Photos by Connor Sharp, Photo Editor/The Daily Campus
With the unrelenting snow that has blanketed Storrs, Conn. this second semester, the walls of my dorm room and Homer Babbidge Library may just be able to know my entire life story. Seriously, if someone’s out there controlling the weather, they’re playing a cruel and unusual trick on me. Instead of having the fervent want to journey to miscellaneous sites and plop myself there, I’ve been cooping myself up in the dark crevices of our cubical library and banging away at my keyboard. Oh, I’ve been efficient, but at the price of seclusion and boredom. As a Fine Arts major, this truly is counterintuitive to my workstyle, so despite my current disdain towards getting out of my dorm, I’ve been thinking a lot of the warmer, nostalgic days when wandering was encouraged.
A pastime, so simple and pure, that I had in the first semester was that of exploration. Following classes that were not located near the library (i.e. the lobby for studiers), I found myself embarking on side quests to “unlock” more of the UConn open world. With a backpack equipped and spirit full, I ventured out into campus and found myself at a mystical new checkpoint: the greenhouse. Petite, charming and nestled between bricks, I quickly found a new study spot perfect for the everyday tasks of reading, writing and creating. Now I understand the buzzing of the bees and the sway of the careening sunflowers may distract someone else from the tasks they must fulfill to beat the final boss (finals), but for me, I found solace in my mind here. Thoughts fluttered like the humble monarch butterfly which poked around the flowers in the zephyr.
You see, as opposed to the dingy, dark basement of Homer Babbidge, my mind felt free. In the words of Bob Marley, a consistent friend of mine while I studied, “Emancipate yourselves from mental slavery / None but ourselves can free our minds.” Humans, I believe, are physically responsive to the spaces we occupy. There’s a reason many spend their allotted vacation time at beaches. Simply, open scenery is calming. The waves are predictable, so the mind is at ease. When at a sporting venue, say Gampel Pavillion, a person gets rowdy to a point of transformation: perhaps we act more like another being than our own authentic self. We assimilate to the environment, one that is louder, more passionate and prideful.

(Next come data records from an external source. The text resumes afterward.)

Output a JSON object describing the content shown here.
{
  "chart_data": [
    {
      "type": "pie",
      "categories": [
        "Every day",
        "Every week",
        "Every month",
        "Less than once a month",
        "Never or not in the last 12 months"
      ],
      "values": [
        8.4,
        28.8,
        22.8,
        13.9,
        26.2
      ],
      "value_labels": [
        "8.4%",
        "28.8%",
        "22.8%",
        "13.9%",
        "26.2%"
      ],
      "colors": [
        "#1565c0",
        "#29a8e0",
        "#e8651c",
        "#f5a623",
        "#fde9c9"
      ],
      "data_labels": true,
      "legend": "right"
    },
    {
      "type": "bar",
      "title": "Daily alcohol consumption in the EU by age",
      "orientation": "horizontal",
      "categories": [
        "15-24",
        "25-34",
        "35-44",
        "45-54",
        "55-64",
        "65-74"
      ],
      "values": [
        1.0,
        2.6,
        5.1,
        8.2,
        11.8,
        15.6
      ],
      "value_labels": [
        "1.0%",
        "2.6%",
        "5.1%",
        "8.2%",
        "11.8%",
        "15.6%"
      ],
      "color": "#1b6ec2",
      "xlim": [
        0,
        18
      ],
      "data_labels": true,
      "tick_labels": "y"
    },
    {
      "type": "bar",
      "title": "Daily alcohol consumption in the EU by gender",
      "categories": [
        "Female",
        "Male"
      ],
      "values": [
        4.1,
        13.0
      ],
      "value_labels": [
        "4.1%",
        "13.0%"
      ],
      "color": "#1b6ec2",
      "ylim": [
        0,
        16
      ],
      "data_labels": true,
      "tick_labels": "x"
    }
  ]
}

When I subject myself to a four-by-four table within a building built like a fallout shelter (all dusty, brutalist and overly methodical) I am putting my mind into a space that will accept an attitude of disdain for my work. I will capitulate to the will of my pencil, and it will no longer be an arm that is intended to foster the creative soul.

Going back to the greenhouse, it is easy to see why a place like that does not just foster cacti and perennials but also solace and peace of mind. The greenhouse is my creative study space, and it may not be for you, but it is vital that where we study breathes life into our work. If you put no life into your work, you’re just about as human as ChatGPT.
In a time of streamlined monotony and AI, I find it silly that we haven’t taken more time for introspection. It isn’t efficiency and pure systematic calculus that leads us to a sense of purpose and greatness. Now that we are staring a robotic future in the eyes, it’s hard to believe that the everyday human hasn’t had a eureka moment about the uniqueness of the human experience. Has greatness ever come from anything other than one’s love “for the game”? Just last week, the country watched Alysa Liu win gold in figure skating. Her triumph? One against the will of monotonous, uniform training. We truly do not need to look that far back to see that ingenuity and its immaculate results stem from one’s will to be creative.
Who knows where your new study spot is. It may take many walks, quests and explorations to find your spot. But your room and Homer Babbidge Library certainly are not the places to see creative results of any kind. I understand that not all work needs creative juice. Sometimes a physics problem is just a physics problem: busy work that needs to get done before next class. However, we shouldn’t feel like robots; we should feel like humans. So go on a journey, my friends. Make this world more creative.